The Yes Bank Scandal: A Systemic Failure Needing Immediate Accountability
The liquidity crisis faced by Yes Bank is more than just a financial stumbled step; it is a broader systemic failure that needs to be addressed urgently. The various stakeholders involved – mutual funds, banks, and government-linked companies – seem to have played critical roles in facilitating a well-articulated scam that has routed people's hard-earned money into the businesses at the cost of their own financial well-being.
Exposure of Yes Bank Debt Mutual Funds
The Yes Bank issue is a culmination of several factors. Nippon India Mutual Fund's holdings in Yes Bank show a significant exposure. Specifically, the debt mutual funds under Nippon India have a substantial amount invested in Yes Bank's debt:
Nippon India Strategic Debt: INR 20,53 Cr Nippon India Credit Risk: INR 4,930 Cr Nippon India Equity Hybrid: INR 7,867 CrThe total exposure of Nippon Reliance Capital, a subsidiary of Reliance Capital, to Yes Bank debt is INR 14,850 Cr. Furthermore, the direct or indirect exposure of Yes Bank to Reliance Adag, the promoter of Reliance Capital, stands at INR 14,000 Cr. This substantial flow of money through banking channels underscores the systemic nature of the issue and the collaborating roles of various financial institutions.
Central Banker's Role and Regulatory Failures
The reluctance to identify a specific individual to blame for the Yes Bank debacle further highlights the systemic nature of the problem. The failure of the Reserve Bank of India (RBI) and Securities and Exchange Board of India (SEBI) to effectively regulate and monitor such activities contributes significantly to the breakdown. The complications that emerged are the result of a collaborative effort rather than isolated missteps by an individual entity.

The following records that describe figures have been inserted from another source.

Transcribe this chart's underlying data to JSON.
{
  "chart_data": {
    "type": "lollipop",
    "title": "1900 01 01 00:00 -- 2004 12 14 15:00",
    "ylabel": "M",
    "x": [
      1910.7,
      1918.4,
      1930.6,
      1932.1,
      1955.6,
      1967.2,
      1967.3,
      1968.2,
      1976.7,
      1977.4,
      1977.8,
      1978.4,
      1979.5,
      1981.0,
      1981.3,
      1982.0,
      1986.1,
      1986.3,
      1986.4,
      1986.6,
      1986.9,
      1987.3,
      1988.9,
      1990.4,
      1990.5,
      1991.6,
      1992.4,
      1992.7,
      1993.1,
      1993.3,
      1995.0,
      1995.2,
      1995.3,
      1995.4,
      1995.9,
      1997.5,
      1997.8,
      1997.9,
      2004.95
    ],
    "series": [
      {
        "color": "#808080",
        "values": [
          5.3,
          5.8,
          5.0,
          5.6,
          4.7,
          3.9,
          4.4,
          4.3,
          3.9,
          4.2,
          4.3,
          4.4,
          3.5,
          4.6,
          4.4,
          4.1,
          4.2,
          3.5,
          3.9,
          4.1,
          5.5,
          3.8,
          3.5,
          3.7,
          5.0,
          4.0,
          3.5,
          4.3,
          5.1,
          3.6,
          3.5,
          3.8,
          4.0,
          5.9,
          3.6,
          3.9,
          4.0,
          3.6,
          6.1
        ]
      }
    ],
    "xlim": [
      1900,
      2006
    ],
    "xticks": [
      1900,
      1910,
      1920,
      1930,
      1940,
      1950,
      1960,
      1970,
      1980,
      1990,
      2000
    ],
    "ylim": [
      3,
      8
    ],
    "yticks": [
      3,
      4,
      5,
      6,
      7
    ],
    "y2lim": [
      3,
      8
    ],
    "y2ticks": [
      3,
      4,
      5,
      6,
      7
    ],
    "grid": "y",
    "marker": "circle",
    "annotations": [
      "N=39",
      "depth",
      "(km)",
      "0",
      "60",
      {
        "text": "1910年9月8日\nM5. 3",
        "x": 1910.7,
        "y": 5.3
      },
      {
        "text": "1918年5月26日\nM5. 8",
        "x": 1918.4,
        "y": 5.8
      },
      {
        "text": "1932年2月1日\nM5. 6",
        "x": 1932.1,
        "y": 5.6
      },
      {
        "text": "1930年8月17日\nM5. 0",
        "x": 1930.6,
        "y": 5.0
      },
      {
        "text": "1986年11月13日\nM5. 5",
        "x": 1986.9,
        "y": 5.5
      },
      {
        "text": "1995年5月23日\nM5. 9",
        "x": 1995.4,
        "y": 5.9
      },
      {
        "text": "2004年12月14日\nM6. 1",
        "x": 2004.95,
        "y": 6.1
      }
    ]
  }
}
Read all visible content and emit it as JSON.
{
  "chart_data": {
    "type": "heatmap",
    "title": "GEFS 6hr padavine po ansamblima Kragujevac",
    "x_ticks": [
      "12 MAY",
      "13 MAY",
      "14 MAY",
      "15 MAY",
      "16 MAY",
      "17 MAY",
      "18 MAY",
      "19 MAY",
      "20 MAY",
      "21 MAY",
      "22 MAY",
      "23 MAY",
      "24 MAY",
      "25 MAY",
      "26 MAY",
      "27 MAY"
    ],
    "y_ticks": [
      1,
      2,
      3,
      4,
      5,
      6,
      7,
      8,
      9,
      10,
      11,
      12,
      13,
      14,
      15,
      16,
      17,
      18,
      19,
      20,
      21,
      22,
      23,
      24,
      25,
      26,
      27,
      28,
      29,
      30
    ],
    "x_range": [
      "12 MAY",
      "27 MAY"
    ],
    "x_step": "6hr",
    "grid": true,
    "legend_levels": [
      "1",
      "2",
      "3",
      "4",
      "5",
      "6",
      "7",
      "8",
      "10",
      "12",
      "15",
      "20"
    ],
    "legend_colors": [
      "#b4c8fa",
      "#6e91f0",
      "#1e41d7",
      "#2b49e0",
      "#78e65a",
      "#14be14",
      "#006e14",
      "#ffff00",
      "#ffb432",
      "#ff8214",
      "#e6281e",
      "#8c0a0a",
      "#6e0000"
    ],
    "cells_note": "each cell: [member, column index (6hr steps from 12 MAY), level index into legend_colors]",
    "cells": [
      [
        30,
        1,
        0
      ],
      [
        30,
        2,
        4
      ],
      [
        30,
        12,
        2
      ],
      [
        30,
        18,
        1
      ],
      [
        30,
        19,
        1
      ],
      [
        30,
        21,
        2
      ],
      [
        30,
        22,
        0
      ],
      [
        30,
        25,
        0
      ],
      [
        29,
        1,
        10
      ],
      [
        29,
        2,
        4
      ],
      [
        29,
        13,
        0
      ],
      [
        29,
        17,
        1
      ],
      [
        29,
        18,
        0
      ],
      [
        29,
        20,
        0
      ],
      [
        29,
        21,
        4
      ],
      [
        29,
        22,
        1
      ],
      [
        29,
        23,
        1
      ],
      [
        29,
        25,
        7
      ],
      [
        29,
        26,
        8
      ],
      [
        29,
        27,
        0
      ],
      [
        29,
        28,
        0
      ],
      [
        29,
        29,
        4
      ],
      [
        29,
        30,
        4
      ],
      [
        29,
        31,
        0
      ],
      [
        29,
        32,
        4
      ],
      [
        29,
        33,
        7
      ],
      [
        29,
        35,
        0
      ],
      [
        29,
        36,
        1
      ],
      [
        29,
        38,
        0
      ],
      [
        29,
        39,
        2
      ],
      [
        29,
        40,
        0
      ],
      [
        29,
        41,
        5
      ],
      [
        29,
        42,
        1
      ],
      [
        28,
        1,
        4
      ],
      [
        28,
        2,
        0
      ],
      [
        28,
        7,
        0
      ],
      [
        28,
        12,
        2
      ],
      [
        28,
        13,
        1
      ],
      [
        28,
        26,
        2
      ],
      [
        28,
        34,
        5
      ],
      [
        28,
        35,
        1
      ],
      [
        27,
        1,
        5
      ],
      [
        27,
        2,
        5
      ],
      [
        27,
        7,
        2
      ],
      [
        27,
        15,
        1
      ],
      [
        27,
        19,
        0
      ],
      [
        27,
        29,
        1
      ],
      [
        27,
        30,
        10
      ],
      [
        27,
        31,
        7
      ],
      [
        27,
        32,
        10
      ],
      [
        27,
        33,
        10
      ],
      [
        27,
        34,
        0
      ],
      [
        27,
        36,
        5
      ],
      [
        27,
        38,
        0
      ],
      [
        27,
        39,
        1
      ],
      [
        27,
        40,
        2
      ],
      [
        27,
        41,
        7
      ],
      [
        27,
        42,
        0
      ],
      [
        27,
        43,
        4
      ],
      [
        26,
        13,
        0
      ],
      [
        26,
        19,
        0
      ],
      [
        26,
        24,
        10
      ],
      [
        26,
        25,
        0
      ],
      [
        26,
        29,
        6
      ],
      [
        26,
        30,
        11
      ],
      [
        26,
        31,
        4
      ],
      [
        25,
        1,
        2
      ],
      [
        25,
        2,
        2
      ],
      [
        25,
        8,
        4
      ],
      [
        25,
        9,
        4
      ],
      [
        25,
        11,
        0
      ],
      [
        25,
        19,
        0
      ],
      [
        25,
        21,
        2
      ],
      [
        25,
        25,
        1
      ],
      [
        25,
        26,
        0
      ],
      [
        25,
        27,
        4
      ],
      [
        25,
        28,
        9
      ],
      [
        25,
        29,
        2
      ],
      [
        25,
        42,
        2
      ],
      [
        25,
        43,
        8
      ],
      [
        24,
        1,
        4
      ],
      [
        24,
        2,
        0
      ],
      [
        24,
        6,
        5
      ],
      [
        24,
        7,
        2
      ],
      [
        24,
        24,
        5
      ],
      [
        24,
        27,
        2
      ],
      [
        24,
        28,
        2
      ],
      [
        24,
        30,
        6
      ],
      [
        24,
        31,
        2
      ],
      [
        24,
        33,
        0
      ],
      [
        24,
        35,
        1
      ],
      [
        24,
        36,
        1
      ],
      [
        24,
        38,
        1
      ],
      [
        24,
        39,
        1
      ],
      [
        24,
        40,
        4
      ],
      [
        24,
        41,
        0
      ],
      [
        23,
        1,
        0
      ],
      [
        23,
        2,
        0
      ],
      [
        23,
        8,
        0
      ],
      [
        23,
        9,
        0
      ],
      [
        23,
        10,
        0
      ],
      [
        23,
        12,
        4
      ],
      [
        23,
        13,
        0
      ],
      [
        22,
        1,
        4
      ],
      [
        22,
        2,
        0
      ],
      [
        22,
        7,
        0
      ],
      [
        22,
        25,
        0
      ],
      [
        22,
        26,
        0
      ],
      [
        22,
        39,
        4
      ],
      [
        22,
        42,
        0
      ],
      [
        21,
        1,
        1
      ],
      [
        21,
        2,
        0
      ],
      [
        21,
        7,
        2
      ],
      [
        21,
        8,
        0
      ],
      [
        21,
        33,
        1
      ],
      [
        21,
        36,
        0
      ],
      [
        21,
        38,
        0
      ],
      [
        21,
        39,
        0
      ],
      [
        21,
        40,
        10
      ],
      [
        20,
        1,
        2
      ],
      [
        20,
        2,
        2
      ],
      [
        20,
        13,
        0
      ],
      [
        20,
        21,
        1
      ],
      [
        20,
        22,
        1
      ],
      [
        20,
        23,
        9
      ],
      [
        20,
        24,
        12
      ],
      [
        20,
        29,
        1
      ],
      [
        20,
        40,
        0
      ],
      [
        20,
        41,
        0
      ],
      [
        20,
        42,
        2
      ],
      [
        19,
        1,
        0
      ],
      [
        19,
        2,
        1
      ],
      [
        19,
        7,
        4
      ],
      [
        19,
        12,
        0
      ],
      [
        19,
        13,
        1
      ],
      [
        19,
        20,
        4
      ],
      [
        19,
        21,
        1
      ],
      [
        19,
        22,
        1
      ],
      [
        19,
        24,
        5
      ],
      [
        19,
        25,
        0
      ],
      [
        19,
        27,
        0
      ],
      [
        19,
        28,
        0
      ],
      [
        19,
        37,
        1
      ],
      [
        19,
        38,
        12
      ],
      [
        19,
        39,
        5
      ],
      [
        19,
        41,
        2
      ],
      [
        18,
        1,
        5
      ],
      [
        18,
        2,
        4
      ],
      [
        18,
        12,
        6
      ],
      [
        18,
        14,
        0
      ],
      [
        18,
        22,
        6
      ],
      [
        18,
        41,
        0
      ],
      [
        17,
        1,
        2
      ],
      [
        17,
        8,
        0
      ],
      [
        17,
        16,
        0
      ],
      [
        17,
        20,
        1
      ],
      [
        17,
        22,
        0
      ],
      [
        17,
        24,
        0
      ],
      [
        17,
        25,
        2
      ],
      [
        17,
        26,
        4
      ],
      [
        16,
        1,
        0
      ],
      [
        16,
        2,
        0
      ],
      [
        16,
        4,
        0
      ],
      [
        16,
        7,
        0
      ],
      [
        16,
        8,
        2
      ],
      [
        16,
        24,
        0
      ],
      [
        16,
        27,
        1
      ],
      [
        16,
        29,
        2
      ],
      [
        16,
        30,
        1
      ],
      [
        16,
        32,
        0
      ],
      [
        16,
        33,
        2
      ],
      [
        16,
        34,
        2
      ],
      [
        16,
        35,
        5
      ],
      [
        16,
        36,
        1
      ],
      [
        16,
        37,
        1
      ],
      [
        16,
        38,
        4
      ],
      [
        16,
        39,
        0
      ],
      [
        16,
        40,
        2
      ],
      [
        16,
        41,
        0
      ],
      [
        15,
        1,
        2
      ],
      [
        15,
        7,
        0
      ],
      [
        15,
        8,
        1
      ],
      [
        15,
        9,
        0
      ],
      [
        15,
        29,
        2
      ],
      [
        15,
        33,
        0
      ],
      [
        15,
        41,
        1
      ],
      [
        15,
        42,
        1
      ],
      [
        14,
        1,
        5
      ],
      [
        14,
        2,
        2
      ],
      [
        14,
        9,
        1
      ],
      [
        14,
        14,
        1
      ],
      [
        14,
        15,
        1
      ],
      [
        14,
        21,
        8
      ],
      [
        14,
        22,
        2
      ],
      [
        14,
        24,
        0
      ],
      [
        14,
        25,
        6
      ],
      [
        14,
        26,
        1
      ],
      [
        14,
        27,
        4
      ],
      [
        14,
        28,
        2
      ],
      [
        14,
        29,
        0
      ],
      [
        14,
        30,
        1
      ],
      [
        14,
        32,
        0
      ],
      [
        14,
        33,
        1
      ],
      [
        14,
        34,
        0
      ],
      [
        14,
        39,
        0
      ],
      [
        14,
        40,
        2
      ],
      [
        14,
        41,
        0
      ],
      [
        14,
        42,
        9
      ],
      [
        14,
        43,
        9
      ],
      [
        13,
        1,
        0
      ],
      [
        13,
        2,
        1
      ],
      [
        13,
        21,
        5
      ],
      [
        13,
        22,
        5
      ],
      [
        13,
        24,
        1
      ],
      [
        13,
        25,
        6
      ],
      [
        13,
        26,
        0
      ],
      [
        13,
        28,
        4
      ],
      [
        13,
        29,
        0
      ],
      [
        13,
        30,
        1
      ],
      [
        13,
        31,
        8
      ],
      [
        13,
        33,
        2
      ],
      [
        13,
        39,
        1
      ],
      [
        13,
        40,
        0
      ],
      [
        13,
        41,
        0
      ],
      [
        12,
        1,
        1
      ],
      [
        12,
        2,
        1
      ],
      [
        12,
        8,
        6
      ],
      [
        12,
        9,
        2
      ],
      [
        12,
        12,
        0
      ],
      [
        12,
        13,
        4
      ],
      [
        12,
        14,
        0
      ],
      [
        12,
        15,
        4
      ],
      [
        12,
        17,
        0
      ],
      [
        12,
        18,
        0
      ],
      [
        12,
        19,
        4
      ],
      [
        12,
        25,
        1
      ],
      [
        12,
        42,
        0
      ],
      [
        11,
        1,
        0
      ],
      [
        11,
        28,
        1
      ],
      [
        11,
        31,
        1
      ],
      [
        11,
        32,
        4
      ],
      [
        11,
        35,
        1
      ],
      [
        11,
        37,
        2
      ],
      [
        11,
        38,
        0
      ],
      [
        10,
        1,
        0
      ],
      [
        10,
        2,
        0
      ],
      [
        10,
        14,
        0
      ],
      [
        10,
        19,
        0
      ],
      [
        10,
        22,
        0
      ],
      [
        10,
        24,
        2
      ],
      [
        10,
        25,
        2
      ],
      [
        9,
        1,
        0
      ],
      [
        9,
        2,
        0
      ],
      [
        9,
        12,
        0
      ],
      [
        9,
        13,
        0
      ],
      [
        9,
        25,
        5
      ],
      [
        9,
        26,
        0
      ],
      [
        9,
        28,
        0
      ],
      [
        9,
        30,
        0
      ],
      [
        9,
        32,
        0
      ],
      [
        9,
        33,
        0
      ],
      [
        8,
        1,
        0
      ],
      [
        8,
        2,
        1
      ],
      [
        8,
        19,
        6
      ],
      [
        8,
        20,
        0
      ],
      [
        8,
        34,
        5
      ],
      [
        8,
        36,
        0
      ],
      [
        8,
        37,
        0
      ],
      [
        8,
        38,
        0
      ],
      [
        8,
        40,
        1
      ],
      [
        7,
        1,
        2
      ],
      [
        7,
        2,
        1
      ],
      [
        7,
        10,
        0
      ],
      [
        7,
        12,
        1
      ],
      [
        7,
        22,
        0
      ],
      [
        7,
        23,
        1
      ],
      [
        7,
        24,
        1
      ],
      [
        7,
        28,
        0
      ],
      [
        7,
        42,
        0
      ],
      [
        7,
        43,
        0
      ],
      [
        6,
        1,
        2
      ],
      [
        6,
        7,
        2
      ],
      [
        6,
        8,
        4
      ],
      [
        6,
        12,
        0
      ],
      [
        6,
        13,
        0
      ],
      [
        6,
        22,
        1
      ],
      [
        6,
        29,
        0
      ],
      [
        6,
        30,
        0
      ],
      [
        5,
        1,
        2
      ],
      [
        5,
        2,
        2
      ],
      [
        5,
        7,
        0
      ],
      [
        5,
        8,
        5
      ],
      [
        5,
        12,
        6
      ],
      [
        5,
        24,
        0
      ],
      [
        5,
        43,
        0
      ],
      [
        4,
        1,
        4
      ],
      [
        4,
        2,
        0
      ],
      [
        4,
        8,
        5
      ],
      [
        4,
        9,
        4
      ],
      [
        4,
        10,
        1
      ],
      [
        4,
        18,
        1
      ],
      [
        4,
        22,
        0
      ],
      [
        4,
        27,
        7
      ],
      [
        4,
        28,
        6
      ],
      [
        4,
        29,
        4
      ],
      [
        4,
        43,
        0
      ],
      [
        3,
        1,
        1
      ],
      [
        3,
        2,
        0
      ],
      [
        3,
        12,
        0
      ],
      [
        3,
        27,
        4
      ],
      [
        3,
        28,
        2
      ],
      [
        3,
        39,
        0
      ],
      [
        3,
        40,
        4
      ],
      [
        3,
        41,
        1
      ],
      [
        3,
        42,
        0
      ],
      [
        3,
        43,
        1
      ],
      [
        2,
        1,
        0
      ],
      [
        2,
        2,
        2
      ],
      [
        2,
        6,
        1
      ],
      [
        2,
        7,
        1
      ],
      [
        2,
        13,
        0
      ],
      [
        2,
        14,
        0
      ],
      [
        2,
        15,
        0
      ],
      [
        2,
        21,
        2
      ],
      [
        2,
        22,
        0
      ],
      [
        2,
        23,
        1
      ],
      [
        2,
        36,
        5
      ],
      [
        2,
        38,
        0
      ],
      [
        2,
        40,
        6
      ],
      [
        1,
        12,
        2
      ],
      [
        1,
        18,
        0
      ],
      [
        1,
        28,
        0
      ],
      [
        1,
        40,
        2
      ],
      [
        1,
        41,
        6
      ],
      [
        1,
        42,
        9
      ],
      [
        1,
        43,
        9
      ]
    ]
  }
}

Dynamic of Bank-Linked Companies and Mutual Funds
Another significant contributor to the Yes Bank crisis is its exposure through non-banking financial companies (NBFCs) like DHFL to ILFS debt, a shadow banking scam promulgated by banks themselves. ILFS, a major player in the construction sector, is backed by three government-backed banks. This interconnected network of banks, mutual funds, and vehicle companies has manipulated the movement of money, enabling higher earnings and liquidity during the economic boom period of 2008-2014. However, post-2014, the industry and world economy's downturn created exponential effects on Yes Bank's balance sheet, similar to what many other banks, both government and private, face.
Consequences for the Public
In the final analysis, it is the common people who stand to lose the most. Those who have invested or lent money through debt or equity in Yes Bank or to businesses connected through their debt funds are likely to suffer significant financial losses. While depositors may eventually receive their money back, the long-term economic and financial stability of their investments is deeply compromised.
Given the systemic nature of the Yes Bank scandal, it is imperative that the RBI, SEBI, and other regulatory bodies take responsibility and implement stringent measures to prevent such occurrences in the future. The public must be aware of the risks involved and the importance of robust regulatory frameworks in safeguarding their financial interests.